Alex Mays, Senior Policy Analyst, Healthy Schools Campaign
We know that student health issues are a leading cause of chronic absenteeism. So making sure that kids have access to school health services – physical, dental, and behavioral – is an important part of strategies to reduce chronic absenteeism. The US Centers for Medicare and Medicaid Services (CMS) recently took an important step towards increasing access to school health services for students. In a letter to State Medicaid Directors, CMS removed a major barrier to school-based health care services and clarified that the free care policy does not apply to schools.
Since 1997, the free care policy has made it difficult for schools to receive Medicaid funds to pay for services that are available, without charge, to everyone in the community. Since school health providers serve the entire school community, many of the services they provide to Medicaid beneficiaries were considered not eligible for reimbursement. As a result, school health providers are typically underfunded and many students across the country do not have access to regular school health services. For example, less than 50% of students have access to a full-time school nurse, according to research from the National Association of School Nurses.
Research supports a clear link between providing kids better access to school health services and a drop in chromic student attendance. Allowing students to receive health services at school is a proven strategy for addressing the health conditions that interfere with a child’s ability to learn. This is especially true for younger students in K through 3rd grade, where research shows that just two days missed per month, whether excused because of illness, or unexcused, leads to academic trouble for students as early as the 5th grade.
The reversal of the free care policy presents an opportunity for schools and districts to increase access to school health services for students. The change also can make it easier for districts to provide the medical care and attention that many students need to stay healthy, so they are able to attend school every day. Student illnesses, such as colds and earaches, to more long-term health challenges such as asthma, diabetes, vision impairment and mental health issues, are a leading cause of chronic absenteeism.
The free care policy has been the focus of dispute for a number of state agencies. In 2004, the U.S. Departments of Health and Human Services ruled that the free care policy, as applied to school districts, has no basis in federal Medicaid law, and is unenforceable when applied to schools. In keeping with this ruling CMS recently agreed to reimburse the San Francisco Unified School District for health services delivered to the general student population by school health professionals. Advocates such as Healthy Schools Campaign, Trust for America’s Health and the National Alliance for Medicaid in Education, have been working over the past decade to clarify that the free care policy does not apply to school-based health services.

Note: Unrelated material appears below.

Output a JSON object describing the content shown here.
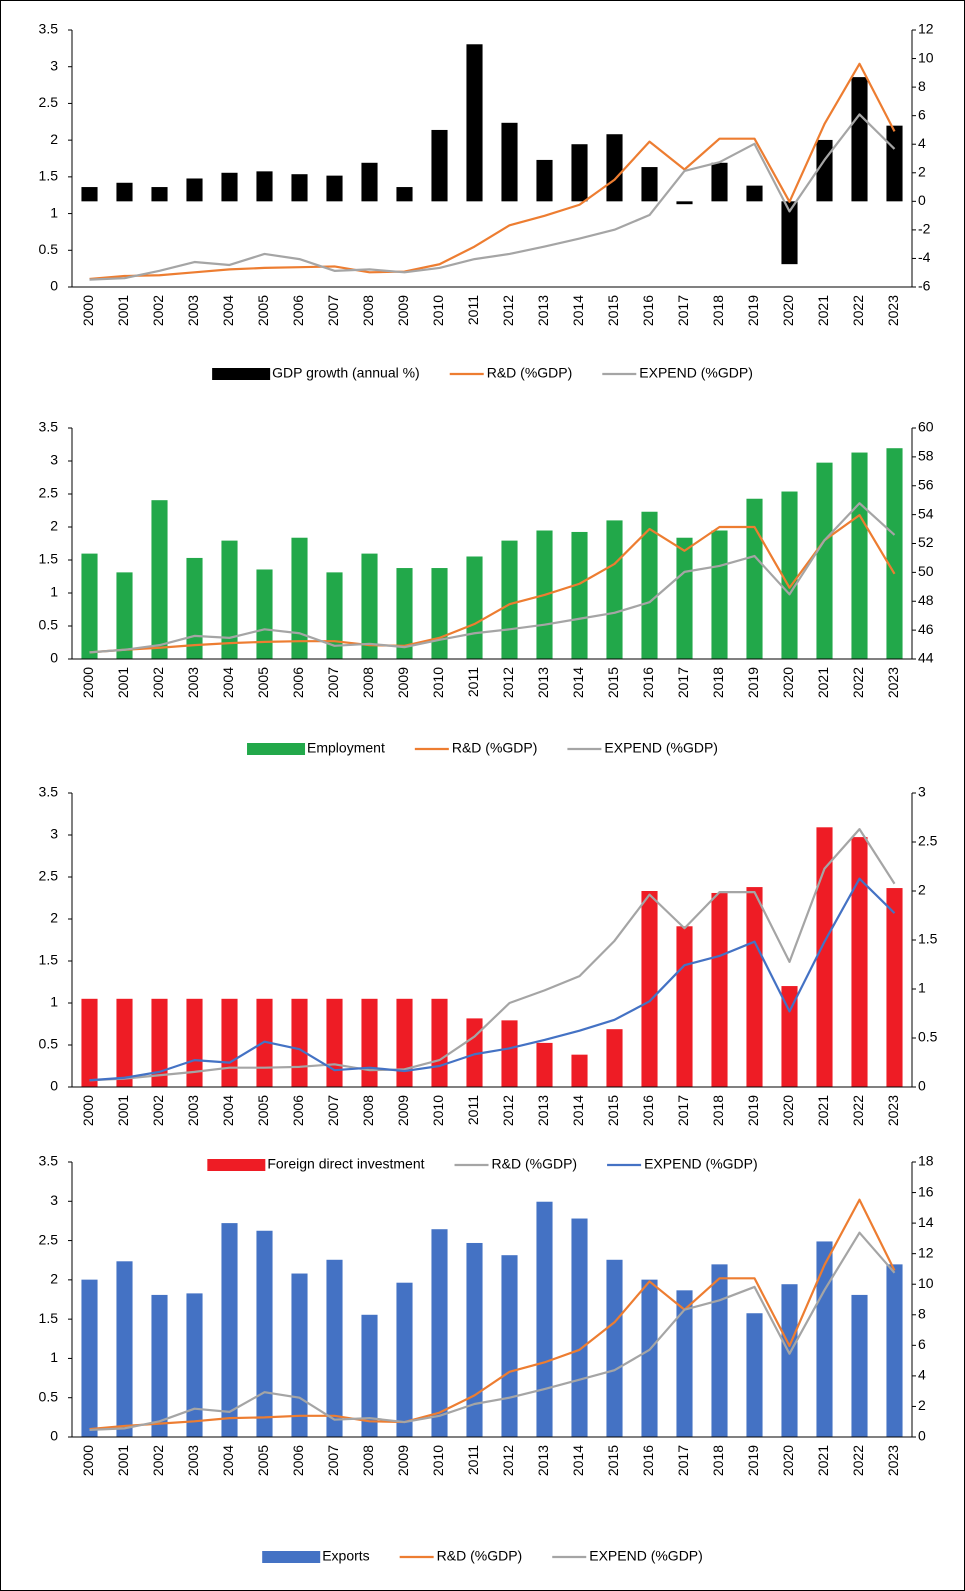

There is still some work to be done. Before schools can apply for Medicaid reimbursement for health services, each state must decide to allow school districts to bill for additional health services delivered to students. In many states, this will require an amendment to the state Medicaid plan. Louisiana and South Carolina have already passed amendments to their state Medicaid plans to allow school districts to seek reimbursement for additional school health services, and California is not far behind.
One of the most important next steps in implementing this change will be supporting state-level efforts to implement the reversal of the free care policy. To better understand what the change in the free care policy means in your state, and how to leverage this opportunity to support student health services, and boost school attendance check out this stakeholder’s guide on the free care policy created by Healthy Schools Campaign.
We encourage you to spread the word about this recent change and the role that school-based health services can play in reducing chronic absenteeism in your community. We view it as a major important step forward in providing health care for students, especially for low-income students who may not have access to affordable health care. This revised policy also clearly supports the important connection between good health, learning, and student achievement.